Die Hoffnung, Präsident des Unionsstaates zu werden, war wohl einst der geheime Wunsch Alexander Lukaschenkos, als er den Vertrag über die Gründung einer Staatenunion mit Russland im Dezember 1999 unterzeichnete. Doch bislang hat das Unionstaat-Modell für Belarus wenige Früchte getragen und Präsident Lukaschenko selbst ist heute vor dem Hintergrund der Niederschlagung der Proteste von 2020 und der Verstrickung in den russischen Angriffskrieg gegen die Ukraine mehr denn je in der Position des Bittstellers und Junior-Partners in den bilateralen Beziehungen mit Russland. 

Anders als andere postsowjetische Staaten konnte die Republik Belarus nach dem Zusammenbruch der Sowjetunion 1991 weder auf historische Erfahrungen als unabhängiger Staat zurückgreifen, noch verfolgte sie Ambitionen, sich als solcher zu definieren und auf Abstand zum einstigen sowjetischen Zentrum in Moskau zu gehen. Im Gegenteil: In der ersten Zeit wurden zahlreiche Kooperationen, vor allem militärischer Natur, mit der Russischen Föderation vereinbart, obwohl die belarusische Verfassung von 1991 die Regierung eigentlich zu außenpolitischer Neutralität verpflichtete. Die wenigsten dieser Abkommen wurden formalisiert und damit für die Öffentlichkeit transparent gemacht.

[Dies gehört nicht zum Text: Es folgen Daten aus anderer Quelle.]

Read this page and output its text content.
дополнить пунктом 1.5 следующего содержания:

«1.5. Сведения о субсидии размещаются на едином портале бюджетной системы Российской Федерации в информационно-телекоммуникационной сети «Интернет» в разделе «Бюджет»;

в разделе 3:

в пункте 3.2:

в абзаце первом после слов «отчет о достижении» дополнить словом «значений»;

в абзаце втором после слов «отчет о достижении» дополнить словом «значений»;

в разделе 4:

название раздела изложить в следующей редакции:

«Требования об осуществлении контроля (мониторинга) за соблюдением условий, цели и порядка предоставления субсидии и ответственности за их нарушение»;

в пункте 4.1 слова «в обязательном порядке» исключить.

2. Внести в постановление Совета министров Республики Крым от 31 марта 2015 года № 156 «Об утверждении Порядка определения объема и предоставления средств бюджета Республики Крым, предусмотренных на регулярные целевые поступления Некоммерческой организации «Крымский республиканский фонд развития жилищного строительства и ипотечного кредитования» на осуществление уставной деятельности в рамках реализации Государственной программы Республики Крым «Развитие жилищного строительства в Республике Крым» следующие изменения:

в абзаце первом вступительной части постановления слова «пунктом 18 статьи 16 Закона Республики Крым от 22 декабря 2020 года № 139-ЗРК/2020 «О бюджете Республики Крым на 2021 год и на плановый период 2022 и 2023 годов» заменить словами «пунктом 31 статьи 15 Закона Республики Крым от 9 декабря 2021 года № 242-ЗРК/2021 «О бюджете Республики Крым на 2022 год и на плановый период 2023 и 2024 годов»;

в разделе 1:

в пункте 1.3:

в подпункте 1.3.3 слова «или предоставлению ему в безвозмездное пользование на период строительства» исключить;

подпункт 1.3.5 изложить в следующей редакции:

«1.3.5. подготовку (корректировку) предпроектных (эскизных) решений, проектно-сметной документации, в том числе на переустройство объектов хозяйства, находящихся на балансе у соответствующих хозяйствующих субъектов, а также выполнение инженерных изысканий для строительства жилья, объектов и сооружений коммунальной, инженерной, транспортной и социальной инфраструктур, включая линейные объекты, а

Alexander Lukaschenko rühmte sich immer wieder damit, als einziges Mitglied des Belarusischen Obersten Sowjets 1991 gegen die Auflösung der UdSSR und ihre Ersetzung durch die GUS gestimmt zu haben. Ensprechend setzte er sich nach seiner Wahl zum Präsidenten 1994 nicht für ein westlich orientiertes Belarus ein, sondern band sich eng an den sogenannten „slawischen Bruderstaat“: 1995 wurde ein Freundschaftsvertrag mit Russland abgeschlossen, im Jahr darauf folgte ein Abkommen zur Schaffung einer russisch-belarusischen Gemeinschaft, das 1999 in einen „Vertrag über die Bildung eines Unionsstaates“ mündete, den Lukaschenko mit dem damaligen russischen Präsidenten Boris Jelzin unterzeichnete. Aus russischer Sicht sollte die Staatenunion mit Belarus vor allem als Impuls für weitere Integrationsprozesse im postsowjetischen Raum dienen. Diese sollten das Auseinanderdriften der Nachfolgestaaten der Sowjetunion aufhalten und die eigene Einflusssphäre mithilfe neuer regionaler Bündnisse, wie der GUS und der OVKS, sichern. Für Belarus ging es bei der Anlehnung an Russland um wirtschaftlich-soziale Unterstützung, politische Orientierung und einen starken militärischen Verbündeten.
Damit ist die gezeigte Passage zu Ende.